David majors in God. He sees the giant, mind you; he just sees God more so. Look carefully at David’s battle cry: “You come to me with a sword, with a spear, and with a javelin. But I come to you in the name of the Lord of hosts, the God of the armies of Israel” (1Sam. 17:45)

Transition: David sees the armies of God. And because he does, “David hurries and runs toward the army to meet the Philistine” (1Sam. 17:48).

III. The Battle Is The Lord’s

David’s brothers cover their eyes, both in fear and embarrassment. Saul sighs as the young Hebrew races to certain death. Goliath throws back his head in laughter, just enough to shift his helmet and expose a square inch of forehead flesh. David spots the target and seizes the moment. The sound of the swirling sling is the only sound in the valley. Sshhhww. Sshhhww. Sshhhww. The stone torpedoes into the skull; Goliath’s eyes cross and legs buckle. He crumples to the ground and dies. David runs over and yanks Goliath’s sword form its sheath, shish-kebabs the Philistine, and cuts off his head.

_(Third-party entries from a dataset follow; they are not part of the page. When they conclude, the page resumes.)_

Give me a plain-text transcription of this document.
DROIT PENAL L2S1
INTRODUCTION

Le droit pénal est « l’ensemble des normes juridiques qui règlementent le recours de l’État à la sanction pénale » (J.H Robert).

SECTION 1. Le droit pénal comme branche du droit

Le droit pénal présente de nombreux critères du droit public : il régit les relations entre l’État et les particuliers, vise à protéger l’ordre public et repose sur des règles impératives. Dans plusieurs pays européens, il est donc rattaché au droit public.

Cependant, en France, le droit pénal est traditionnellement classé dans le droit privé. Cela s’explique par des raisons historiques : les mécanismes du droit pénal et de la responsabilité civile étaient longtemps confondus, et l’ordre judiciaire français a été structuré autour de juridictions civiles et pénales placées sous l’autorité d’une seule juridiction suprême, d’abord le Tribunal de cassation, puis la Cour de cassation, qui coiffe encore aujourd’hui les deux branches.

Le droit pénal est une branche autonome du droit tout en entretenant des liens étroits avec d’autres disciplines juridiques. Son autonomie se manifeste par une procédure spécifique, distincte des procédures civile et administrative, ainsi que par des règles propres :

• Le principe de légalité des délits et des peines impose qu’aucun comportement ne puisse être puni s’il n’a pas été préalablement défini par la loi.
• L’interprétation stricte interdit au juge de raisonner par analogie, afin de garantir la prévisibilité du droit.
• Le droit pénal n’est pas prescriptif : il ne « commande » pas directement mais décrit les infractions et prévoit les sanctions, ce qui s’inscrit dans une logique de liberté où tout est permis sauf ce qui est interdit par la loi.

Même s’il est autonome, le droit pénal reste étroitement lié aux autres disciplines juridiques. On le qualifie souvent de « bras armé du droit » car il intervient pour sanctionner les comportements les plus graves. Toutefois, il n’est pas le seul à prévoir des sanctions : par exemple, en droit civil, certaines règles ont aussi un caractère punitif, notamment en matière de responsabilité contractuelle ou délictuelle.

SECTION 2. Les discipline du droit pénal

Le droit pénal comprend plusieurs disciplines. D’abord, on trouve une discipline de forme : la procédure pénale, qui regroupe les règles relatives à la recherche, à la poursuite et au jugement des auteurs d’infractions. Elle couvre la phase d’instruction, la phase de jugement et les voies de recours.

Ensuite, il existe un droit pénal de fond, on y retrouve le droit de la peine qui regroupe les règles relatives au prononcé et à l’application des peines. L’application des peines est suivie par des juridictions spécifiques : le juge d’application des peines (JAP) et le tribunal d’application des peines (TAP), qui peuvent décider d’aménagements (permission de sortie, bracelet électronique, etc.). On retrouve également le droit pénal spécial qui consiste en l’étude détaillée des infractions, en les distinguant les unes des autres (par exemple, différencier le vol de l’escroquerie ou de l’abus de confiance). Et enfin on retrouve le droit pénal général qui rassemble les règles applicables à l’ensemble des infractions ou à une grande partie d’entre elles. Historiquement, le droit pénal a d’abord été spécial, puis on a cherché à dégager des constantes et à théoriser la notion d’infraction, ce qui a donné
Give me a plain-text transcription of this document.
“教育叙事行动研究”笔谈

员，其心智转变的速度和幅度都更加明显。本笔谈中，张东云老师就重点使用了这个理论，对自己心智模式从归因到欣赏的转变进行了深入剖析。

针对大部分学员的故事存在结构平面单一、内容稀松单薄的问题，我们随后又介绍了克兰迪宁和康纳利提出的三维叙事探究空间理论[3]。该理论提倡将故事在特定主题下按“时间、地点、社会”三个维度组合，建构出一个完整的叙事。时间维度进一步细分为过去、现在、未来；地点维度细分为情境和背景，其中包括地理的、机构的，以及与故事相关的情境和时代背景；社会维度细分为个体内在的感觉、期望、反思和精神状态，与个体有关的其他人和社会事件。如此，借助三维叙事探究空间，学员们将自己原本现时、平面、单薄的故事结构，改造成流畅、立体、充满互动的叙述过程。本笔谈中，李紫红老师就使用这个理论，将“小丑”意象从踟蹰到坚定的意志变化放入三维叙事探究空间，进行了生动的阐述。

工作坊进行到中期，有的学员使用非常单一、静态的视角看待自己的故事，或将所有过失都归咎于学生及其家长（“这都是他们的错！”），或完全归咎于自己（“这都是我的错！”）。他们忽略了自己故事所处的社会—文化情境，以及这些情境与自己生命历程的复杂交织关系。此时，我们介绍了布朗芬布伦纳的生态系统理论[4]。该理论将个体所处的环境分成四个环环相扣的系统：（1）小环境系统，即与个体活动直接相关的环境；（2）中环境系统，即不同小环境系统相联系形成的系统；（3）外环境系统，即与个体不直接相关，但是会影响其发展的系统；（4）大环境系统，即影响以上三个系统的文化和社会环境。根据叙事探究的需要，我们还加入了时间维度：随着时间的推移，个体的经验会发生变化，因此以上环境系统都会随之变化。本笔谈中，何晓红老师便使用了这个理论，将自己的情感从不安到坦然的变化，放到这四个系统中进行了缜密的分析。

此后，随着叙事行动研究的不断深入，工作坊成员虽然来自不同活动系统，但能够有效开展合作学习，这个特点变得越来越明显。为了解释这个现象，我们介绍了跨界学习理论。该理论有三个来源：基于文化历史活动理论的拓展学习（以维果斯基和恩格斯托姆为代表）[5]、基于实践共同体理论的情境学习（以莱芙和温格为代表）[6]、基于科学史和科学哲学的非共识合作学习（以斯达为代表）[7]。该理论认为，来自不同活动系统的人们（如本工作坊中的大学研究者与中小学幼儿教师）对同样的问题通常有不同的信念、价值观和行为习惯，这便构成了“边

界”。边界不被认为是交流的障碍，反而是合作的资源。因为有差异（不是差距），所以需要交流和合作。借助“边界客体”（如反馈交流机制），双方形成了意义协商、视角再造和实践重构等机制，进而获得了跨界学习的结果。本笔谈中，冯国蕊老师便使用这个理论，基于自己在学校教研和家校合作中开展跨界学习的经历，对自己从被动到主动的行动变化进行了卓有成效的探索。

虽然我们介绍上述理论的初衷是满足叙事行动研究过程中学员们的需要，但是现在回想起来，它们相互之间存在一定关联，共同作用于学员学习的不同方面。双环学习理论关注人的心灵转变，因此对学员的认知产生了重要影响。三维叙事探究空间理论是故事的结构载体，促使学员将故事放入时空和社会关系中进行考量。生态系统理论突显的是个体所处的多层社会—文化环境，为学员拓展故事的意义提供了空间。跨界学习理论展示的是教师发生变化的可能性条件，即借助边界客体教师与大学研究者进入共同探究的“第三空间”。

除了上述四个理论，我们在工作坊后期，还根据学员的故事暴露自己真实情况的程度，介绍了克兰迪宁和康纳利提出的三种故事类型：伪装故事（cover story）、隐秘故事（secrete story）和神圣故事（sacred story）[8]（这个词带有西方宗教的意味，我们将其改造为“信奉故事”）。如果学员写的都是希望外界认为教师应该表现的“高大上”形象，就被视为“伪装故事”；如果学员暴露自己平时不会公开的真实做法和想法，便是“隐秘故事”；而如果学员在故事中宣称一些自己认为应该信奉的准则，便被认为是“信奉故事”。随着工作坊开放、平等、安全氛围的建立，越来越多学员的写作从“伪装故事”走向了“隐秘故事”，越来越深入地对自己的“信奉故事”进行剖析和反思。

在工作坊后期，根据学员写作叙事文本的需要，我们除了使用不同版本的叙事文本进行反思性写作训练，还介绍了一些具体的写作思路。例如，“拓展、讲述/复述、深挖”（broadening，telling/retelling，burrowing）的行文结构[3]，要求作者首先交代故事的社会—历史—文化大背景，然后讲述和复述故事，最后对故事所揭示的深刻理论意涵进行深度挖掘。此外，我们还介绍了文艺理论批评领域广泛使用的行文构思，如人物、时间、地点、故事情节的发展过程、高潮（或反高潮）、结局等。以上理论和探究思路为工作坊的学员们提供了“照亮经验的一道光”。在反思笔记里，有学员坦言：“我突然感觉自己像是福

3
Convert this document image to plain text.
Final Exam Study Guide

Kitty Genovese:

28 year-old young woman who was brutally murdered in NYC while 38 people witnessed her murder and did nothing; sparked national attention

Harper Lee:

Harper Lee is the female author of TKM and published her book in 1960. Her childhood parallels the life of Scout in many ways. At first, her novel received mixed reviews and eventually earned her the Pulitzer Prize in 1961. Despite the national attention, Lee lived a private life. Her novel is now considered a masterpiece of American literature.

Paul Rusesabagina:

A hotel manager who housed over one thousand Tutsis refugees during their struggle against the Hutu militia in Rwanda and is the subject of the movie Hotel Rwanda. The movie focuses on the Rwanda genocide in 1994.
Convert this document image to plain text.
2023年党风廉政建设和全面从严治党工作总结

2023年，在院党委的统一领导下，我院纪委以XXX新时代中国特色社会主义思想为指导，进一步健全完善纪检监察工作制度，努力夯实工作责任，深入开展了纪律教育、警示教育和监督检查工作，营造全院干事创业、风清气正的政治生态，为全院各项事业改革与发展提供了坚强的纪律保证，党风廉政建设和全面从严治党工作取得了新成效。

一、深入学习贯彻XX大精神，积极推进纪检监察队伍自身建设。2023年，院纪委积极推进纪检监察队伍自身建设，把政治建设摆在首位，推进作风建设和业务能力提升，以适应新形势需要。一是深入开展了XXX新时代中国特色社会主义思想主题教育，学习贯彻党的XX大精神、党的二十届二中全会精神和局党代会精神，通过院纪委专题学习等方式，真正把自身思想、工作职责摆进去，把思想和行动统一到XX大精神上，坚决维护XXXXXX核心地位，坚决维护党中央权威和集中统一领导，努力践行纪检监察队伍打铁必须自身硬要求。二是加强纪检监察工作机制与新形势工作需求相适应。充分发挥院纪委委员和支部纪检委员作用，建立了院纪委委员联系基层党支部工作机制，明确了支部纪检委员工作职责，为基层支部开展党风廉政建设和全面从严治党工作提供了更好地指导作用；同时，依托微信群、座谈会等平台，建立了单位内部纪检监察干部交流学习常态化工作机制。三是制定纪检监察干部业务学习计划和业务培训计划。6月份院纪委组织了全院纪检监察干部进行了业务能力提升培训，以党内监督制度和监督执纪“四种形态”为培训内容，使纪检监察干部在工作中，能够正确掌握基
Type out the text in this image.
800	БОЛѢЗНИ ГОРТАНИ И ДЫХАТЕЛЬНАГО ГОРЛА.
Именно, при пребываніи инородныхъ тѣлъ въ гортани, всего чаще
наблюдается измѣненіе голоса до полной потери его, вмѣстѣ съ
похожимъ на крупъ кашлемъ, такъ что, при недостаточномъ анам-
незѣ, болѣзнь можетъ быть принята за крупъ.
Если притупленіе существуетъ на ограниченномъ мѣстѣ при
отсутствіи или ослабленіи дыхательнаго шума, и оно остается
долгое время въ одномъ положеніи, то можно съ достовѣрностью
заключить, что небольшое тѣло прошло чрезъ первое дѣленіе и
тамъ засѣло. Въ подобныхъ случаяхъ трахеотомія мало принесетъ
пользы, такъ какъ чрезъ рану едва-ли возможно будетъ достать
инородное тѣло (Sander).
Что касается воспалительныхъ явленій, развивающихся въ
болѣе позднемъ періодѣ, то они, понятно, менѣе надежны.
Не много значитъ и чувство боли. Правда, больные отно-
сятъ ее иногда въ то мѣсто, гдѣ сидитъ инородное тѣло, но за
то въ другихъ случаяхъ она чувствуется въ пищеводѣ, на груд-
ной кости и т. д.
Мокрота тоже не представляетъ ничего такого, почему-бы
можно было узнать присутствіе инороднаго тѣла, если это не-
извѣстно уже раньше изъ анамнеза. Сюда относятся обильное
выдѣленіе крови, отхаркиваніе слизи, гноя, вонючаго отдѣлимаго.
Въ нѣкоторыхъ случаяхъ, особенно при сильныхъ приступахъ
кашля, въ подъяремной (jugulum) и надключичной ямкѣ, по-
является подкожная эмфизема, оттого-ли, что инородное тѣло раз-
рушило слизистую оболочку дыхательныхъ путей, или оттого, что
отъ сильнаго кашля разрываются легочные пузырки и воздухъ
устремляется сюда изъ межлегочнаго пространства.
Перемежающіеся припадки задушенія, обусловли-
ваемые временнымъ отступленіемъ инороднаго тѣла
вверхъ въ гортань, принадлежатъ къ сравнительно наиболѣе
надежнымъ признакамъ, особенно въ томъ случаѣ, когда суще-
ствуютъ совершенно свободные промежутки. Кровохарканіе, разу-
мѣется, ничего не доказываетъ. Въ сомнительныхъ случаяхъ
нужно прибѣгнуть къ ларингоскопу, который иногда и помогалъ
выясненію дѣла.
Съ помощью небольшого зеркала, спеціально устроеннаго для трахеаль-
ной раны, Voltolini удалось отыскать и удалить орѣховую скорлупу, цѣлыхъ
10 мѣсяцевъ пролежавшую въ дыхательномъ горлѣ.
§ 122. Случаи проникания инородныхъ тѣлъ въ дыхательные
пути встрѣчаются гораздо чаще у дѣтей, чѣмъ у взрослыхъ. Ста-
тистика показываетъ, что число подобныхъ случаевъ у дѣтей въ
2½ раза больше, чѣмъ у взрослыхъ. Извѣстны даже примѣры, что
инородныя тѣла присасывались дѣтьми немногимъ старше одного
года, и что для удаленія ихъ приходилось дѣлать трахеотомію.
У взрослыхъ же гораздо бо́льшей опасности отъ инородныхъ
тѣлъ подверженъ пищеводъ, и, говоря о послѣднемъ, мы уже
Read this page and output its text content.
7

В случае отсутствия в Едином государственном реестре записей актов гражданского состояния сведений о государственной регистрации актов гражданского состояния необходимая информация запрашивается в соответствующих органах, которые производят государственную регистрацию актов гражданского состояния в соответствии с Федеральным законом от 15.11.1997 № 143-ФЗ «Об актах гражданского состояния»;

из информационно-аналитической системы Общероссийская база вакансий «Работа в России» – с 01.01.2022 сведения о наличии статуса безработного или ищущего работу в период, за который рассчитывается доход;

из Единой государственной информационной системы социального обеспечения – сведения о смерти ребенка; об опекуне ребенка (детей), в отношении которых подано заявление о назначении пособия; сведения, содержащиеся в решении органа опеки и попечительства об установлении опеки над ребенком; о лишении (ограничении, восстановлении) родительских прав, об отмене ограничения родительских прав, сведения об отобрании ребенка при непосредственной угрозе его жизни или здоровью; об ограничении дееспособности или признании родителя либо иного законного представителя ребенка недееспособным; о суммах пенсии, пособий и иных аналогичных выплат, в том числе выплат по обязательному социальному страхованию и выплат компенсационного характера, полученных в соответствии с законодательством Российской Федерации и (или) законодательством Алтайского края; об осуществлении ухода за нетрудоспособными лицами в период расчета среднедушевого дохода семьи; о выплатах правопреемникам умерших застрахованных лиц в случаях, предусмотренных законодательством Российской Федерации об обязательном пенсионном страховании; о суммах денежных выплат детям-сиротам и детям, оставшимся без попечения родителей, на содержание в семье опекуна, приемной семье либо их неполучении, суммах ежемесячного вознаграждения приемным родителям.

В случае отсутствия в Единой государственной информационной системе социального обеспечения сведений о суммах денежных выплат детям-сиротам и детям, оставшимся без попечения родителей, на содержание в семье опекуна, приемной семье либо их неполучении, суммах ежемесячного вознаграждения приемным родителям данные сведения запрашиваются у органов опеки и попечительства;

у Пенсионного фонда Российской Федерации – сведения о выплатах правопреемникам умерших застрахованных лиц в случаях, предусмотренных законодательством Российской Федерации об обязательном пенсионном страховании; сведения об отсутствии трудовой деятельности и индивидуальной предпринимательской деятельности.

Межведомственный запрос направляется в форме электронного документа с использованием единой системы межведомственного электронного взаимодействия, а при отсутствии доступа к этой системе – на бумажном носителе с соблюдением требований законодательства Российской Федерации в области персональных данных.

You might say that David knew how to get a head of his giant. When was the last time you did the same? How long since you ran toward your challenge? We tend to retreat, duck behind a desk of work or crawl into a nightclub of distraction or a bed of forbidden love. For a moment, a day, or a year, we feel safe, insulated, anesthetized, but then the work runs out, the liquor wears off, or the lover leaves, and we hear Goliath again. Booming. Bombastic.

Try a different tack. Rush your giant with a God-saturated soul. Amplify God and minimize Goliath. Download some of heaven’s unsquashable resolve. Giant of Divorce you are not entering my home! Giant of depression? It may take a lifetime, but you won’t conquer me. Giant of alcohol, bigotry, child abuse, insecurity…you’re going down. How long since you loaded your sling and took a swing at your giant? (p.6)

One might read David’s story and wonder what God saw in him. The fellow fell as often as he stood, stumbled as often as he conquered. He stared down Goliath, yet ogled at Bathsheba; defied God mockers in the valley, yet joined them in the wilderness. An Eagle Scout one day. Chumming with the Mafia the next. He could lead armies but couldn’t manage a family. Raging David. Weeping David. Bloodthirsty. God-hungry. Eight wives. One God.

Acts 13:22 reminds us that God said that “David was a man after God’s own heart.” A man after God’s own heart? That God saw him as such gives hope to us all. David’s life has little to offer the unstained saint. Straight-A souls find David’s story disappointing. The rest of us find it reassuring. We ride the same roller coaster. We alternate between swan dives and belly flops, soufflés and burnt toast. In David’s good moments, no one was better. In his bad moments, could one be worse? The heart God loved was a checkered one. We need David’s story. Giants lurk in our neighborhoods. Rejection. Failure. Revenge. Remorse. Giants. We must face them. Yet we need not face them alone.

Transition: Focus first, and most, on God. The times David did, giants fell. The days he didn’t, David did.

IV. Focus on God Not GIANTS

David made only two observations about Goliath in 1 Samuel 17. One statement to Saul about Goliath (v.36). And one to Goliath’s face: “Who is this uncircumcised Philistine that he should defy the armies of the living God?” (v.26). That is it. Two Goliath-related comments (and tacky ones at that) and no questions. No inquiries about Goliath’s skill, age, social standing, or IQ. David asks nothing about the weight of the sword of the size of the spear.

But he gives much thought to God. As we read David’s words again, I count nine references to the Lord. God-thoughts outnumber Goliath-thoughts nine to two. How does this ratio compare with yours? Do you ponder God’s grace four times as much as you ponder your guilt? Is your list of blessings four times as long as your list of complaints? Is your mental file of hope four times as thick as your mental file of dread? Are you four times as likely to describe the strength of God as you are the demands of your day?

Conclusion: The whole matter may be summed up with the following couplet:

Focus on giants – you stumble.

Focus on God – your giants tumble. (p.9)

Lift your eyes, giant slayer. The God who made a miracle out of David stands ready to make one out of you.